Martin Luther King

Martin Luther King

MLKDay14Today is one of the most important benchmarks in the American calendar, the Martin Luther King federal holiday.

Yet in America in recent years King’s dreams have retreated into the fog of self-righteousness. His detractors, America’s Right, has rolled back many of the voting freedoms he had fought for a half century ago, assisted by a conservative if vindictive Supreme Court.

King’s supporters were certainly re-energized this past year by a number of horrible police actions against innocent blacks. Yet so far in all but one case, the police who were implicated in the shootings have been exonerated, either discharged by juries or never prosecuted.

Dr. King is ascribed in history — like Ghandi – as a champion of non-violence. But what I most remember of King’s turbulent last days was unbelievable violence. My most vivid memory is as a very young journalist penned under a burning El Stop in downtown Chicago while the city raged in reaction to King’s assassination.

I remember gun fire was a regular sound in my low-rent apartment in Washington, D.C. during the summer of 1968. Or the unending sirens and tear gas around my apartment in Berkeley that fall.
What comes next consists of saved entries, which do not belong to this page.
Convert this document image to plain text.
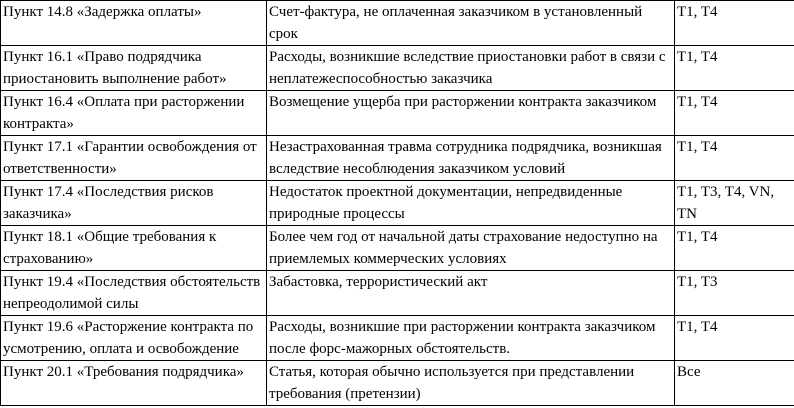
Пункт 14.8 «Задержка оплаты»	Счет-фактура, не оплаченная заказчиком в установленный срок	T1, T4

Пункт 16.1 «Право подрядчика приостановить выполнение работ»	Расходы, возникшие вследствие приостановки работ в связи с неплатежеспособностью заказчика	T1, T4

Пункт 16.4 «Оплата при расторжении контракта»	Возмещение ущерба при расторжении контракта заказчиком	T1, T4

Пункт 17.1 «Гарантии освобождения от ответственности»	Незастрахованная травма сотрудника подрядчика, возникшая вследствие несоблюдения заказчиком условий	T1, T4

Пункт 17.4 «Последствия рисков заказчика»	Недостаток проектной документации, непредвиденные природные процессы	T1, T3, T4, VN, TN

Пункт 18.1 «Общие требования к страхованию»	Более чем год от начальной даты страхование недоступно на приемлемых коммерческих условиях	T1, T4

Пункт 19.4 «Последствия обстоятельств непреодолимой силы	Забастовка, террористический акт	T1, T3

Пункт 19.6 «Расторжение контракта по усмотрению, оплата и освобождение	Расходы, возникшие при расторжении контракта заказчиком после форс-мажорных обстоятельств.	T1, T4

Пункт 20.1 «Требования подрядчика»	Статья, которая обычно используется при представлении требования (претензии)	Все
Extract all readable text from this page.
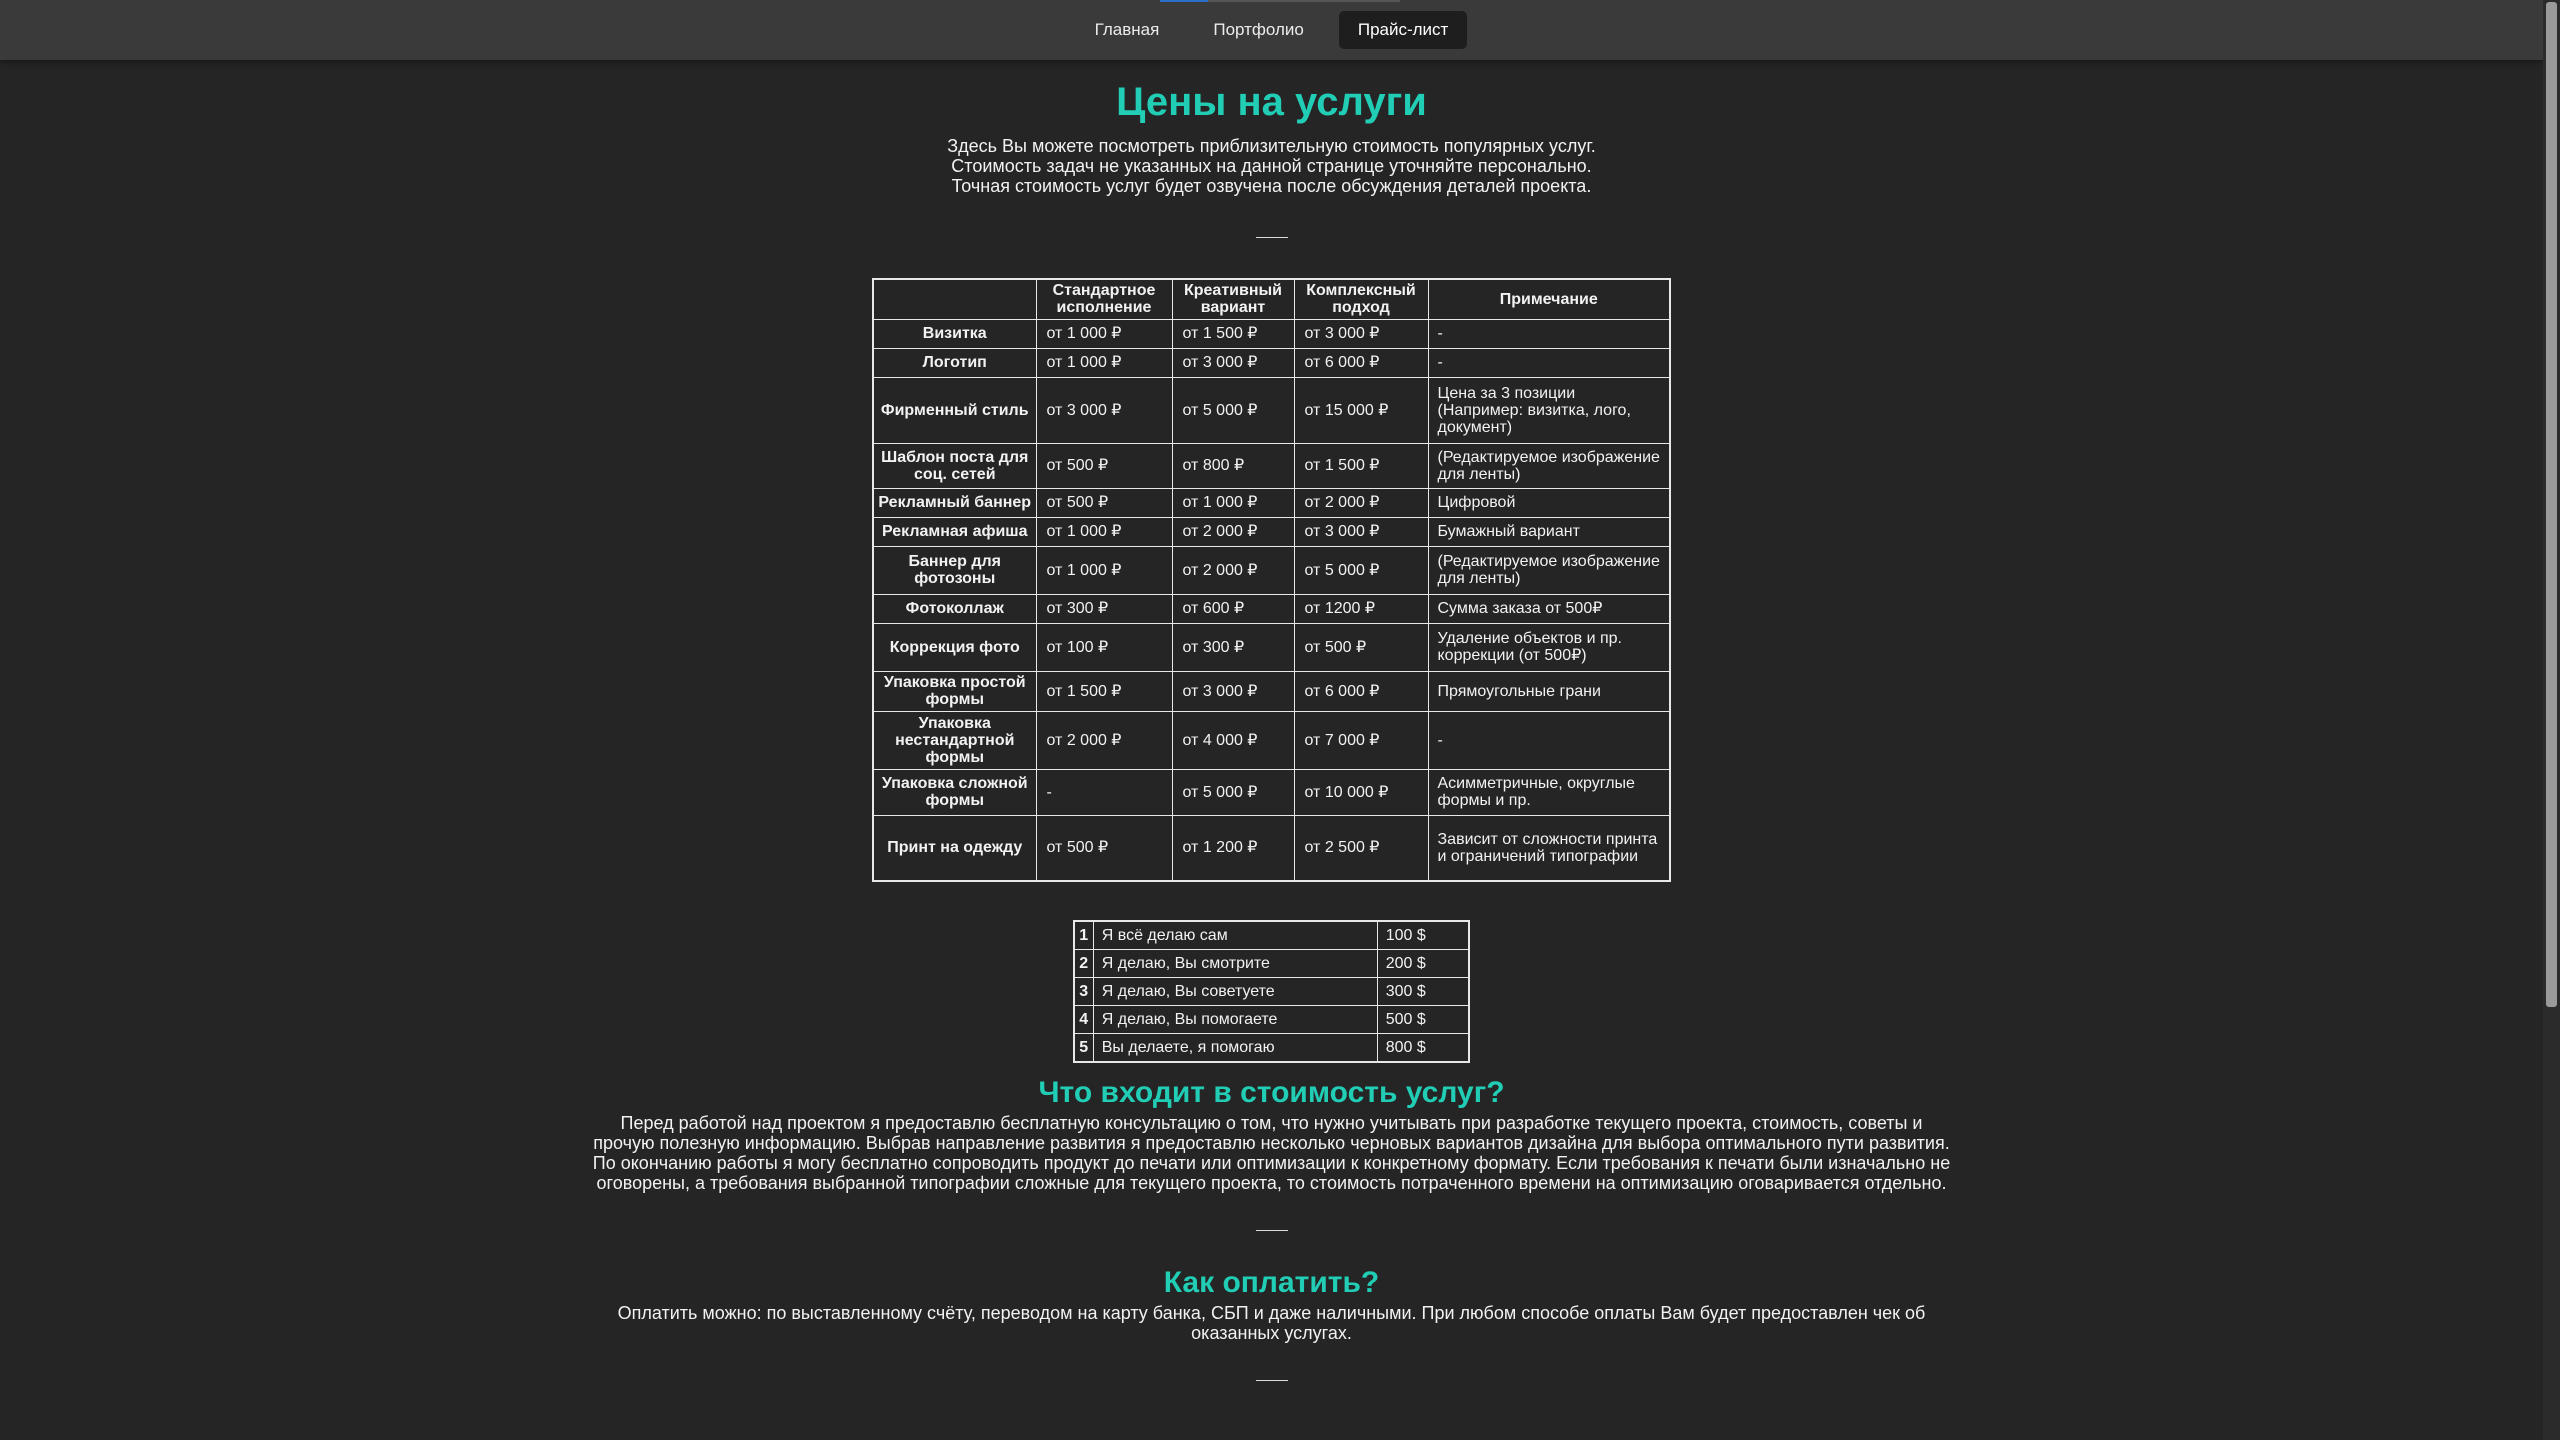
Главная	Портфолио	Прайс-лист
Цены на услуги
Здесь Вы можете посмотреть приблизительную стоимость популярных услуг.
Стоимость задач не указанных на данной странице уточняйте персонально.
Точная стоимость услуг будет озвучена после обсуждения деталей проекта.
	Стандартное исполнение	Креативный вариант	Комплексный подход	Примечание
Визитка	от 1 000 ₽	от 1 500 ₽	от 3 000 ₽	-
Логотип	от 1 000 ₽	от 3 000 ₽	от 6 000 ₽	-
Фирменный стиль	от 3 000 ₽	от 5 000 ₽	от 15 000 ₽	Цена за 3 позиции (Например: визитка, лого, документ)
Шаблон поста для соц. сетей	от 500 ₽	от 800 ₽	от 1 500 ₽	(Редактируемое изображение для ленты)
Рекламный баннер	от 500 ₽	от 1 000 ₽	от 2 000 ₽	Цифровой
Рекламная афиша	от 1 000 ₽	от 2 000 ₽	от 3 000 ₽	Бумажный вариант
Баннер для фотозоны	от 1 000 ₽	от 2 000 ₽	от 5 000 ₽	(Редактируемое изображение для ленты)
Фотоколлаж	от 300 ₽	от 600 ₽	от 1200 ₽	Сумма заказа от 500₽
Коррекция фото	от 100 ₽	от 300 ₽	от 500 ₽	Удаление объектов и пр. коррекции (от 500₽)
Упаковка простой формы	от 1 500 ₽	от 3 000 ₽	от 6 000 ₽	Прямоугольные грани
Упаковка нестандартной формы	от 2 000 ₽	от 4 000 ₽	от 7 000 ₽	-
Упаковка сложной формы	-	от 5 000 ₽	от 10 000 ₽	Асимметричные, округлые формы и пр.
Принт на одежду	от 500 ₽	от 1 200 ₽	от 2 500 ₽	Зависит от сложности принта и ограничений типографии
1	Я всё делаю сам	100 $
2	Я делаю, Вы смотрите	200 $
3	Я делаю, Вы советуете	300 $
4	Я делаю, Вы помогаете	500 $
5	Вы делаете, я помогаю	800 $
Что входит в стоимость услуг?
Перед работой над проектом я предоставлю бесплатную консультацию о том, что нужно учитывать при разработке текущего проекта, стоимость, советы и
прочую полезную информацию. Выбрав направление развития я предоставлю несколько черновых вариантов дизайна для выбора оптимального пути развития.
По окончанию работы я могу бесплатно сопроводить продукт до печати или оптимизации к конкретному формату. Если требования к печати были изначально не
оговорены, а требования выбранной типографии сложные для текущего проекта, то стоимость потраченного времени на оптимизацию оговаривается отдельно.
Как оплатить?
Оплатить можно: по выставленному счёту, переводом на карту банка, СБП и даже наличными. При любом способе оплаты Вам будет предоставлен чек об
оказанных услугах.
Those days ended in victory for my side. The Vietnam War came to an end. Civil Rights and Voting Rights leaped forward. There is much violence in America, today, but it seems to occur without a cause.

Gun violence in America is horrific, today. The number of guns bought by Americans is at an unbelievable number today: there are now more guns than people.

This is not what Dr. King had in mind. So today we celebrate his 87th birthday, wishing sorely that he were still here to explain.